Exhibit 99.1 Invivyd Reports Third Quarter 2025 Financial Results and Recent Business Highlights NEW HAVEN, Conn., Nov. 06, 2025 – Invivyd, Inc. (Nasdaq: IVVD) today announced financial results for the quarter ended September 30, 2025, and provided recent business highlights. "With a strengthened balance sheet and a clear path forward for VYD2311 with recent IND clearance and U.S. Food and Drug Administration (FDA) alignment, Invivyd is well-poised to provide Americans with antibody protection as an alterna ...

Core Insights - Invivyd, Inc. reported strong financial results for Q3 2025, with a net product revenue of $13.1 million, reflecting a 41% year-over-year growth and an 11% quarter-over-quarter growth [5][10] - The company is preparing for pivotal studies and a potential commercial launch of VYD2311, an antibody alternative to COVID vaccination, following recent IND clearance and FDA alignment [2][4] - Invivyd's cash position improved significantly, ending Q3 2025 with $85 million in cash and cash equivalents, bolstered by a public offering and ATM facility [5][10] Recent Business Highlights - The company is focused on the urgent need for antibody protection against COVID-19 and is also exploring additional pathogens beyond COVID [2][3] - The REVOLUTION clinical program for VYD2311 includes two pivotal trials: DECLARATION and LIBERTY, expected to begin around year-end 2025, with top-line data anticipated by mid-2026 [5][6][7] Clinical & Regulatory Developments - Invivyd received U.S. IND clearance for VYD2311, which is designed to prevent COVID-19, and is preparing for the initiation of the DECLARATION and LIBERTY clinical trials [5][6] - The DECLARATION trial will evaluate the safety and efficacy of VYD2311 in preventing symptomatic COVID-19, while the LIBERTY trial will assess its interaction with mRNA-based COVID vaccines [6][7] Commercial Execution - The uptake of PEMGARDA (pemivibart) continues to grow among healthcare providers, supported by Invivyd's sales force [6] - Positive in vitro neutralization data for PEMGARDA and VYD2311 against the XFG variant of SARS-CoV-2 was announced, indicating no significant change in neutralization activity [6][8] Corporate and Financial Updates - The company reported a net loss of $10.5 million for Q3 2025, a significant reduction from a net loss of $60.7 million in Q3 2024 [10][27] - Research and development expenses decreased to $8 million in Q3 2025 from $57.9 million in the same period of 2024, primarily due to reduced clinical trial costs [10][27] Pipeline Expansion - Invivyd is initiating discovery efforts to expand its pipeline beyond SARS-CoV-2, targeting potential pathogens such as respiratory syncytial virus (RSV) and measles [8][9]

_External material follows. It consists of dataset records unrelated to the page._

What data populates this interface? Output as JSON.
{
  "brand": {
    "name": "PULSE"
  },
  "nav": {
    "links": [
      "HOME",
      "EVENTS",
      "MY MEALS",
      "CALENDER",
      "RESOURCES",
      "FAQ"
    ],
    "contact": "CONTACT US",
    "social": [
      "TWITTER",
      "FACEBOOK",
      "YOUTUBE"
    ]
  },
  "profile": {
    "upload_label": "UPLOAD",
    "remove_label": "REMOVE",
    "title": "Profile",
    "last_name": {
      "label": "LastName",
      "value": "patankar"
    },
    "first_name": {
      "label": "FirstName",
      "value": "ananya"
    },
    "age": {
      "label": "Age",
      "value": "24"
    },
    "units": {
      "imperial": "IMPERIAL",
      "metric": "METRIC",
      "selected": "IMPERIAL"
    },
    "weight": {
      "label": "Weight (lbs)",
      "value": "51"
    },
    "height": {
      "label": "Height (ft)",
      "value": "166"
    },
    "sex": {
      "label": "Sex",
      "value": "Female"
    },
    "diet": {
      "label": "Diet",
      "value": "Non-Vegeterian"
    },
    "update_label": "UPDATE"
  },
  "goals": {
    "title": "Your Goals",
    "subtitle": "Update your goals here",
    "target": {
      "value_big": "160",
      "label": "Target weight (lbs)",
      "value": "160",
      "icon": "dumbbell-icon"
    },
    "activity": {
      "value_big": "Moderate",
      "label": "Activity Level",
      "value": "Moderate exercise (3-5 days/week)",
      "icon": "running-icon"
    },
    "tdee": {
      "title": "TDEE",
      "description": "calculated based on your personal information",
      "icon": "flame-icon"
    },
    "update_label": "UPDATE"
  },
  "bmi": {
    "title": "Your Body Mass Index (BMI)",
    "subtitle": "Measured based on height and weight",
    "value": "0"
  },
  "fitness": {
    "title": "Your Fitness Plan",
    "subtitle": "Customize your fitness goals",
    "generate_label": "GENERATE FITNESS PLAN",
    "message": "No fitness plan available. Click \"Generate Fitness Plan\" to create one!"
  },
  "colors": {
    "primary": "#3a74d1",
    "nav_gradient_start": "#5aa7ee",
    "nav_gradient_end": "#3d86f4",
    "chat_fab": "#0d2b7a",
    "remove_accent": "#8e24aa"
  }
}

Core Viewpoint - Invivyd, Inc. will host a conference call on November 6, 2025, to discuss its third quarter 2025 financial results and provide a corporate update [1]. Company Overview - Invivyd, Inc. is a biopharmaceutical company focused on delivering protection from serious viral infectious diseases, starting with SARS-CoV-2 [3]. - The company utilizes a proprietary integrated technology platform designed to assess, monitor, develop, and adapt to create best-in-class antibodies [3]. - In March 2024, Invivyd received emergency use authorization (EUA) from the U.S. FDA for a monoclonal antibody in its pipeline of innovative antibody candidates [3].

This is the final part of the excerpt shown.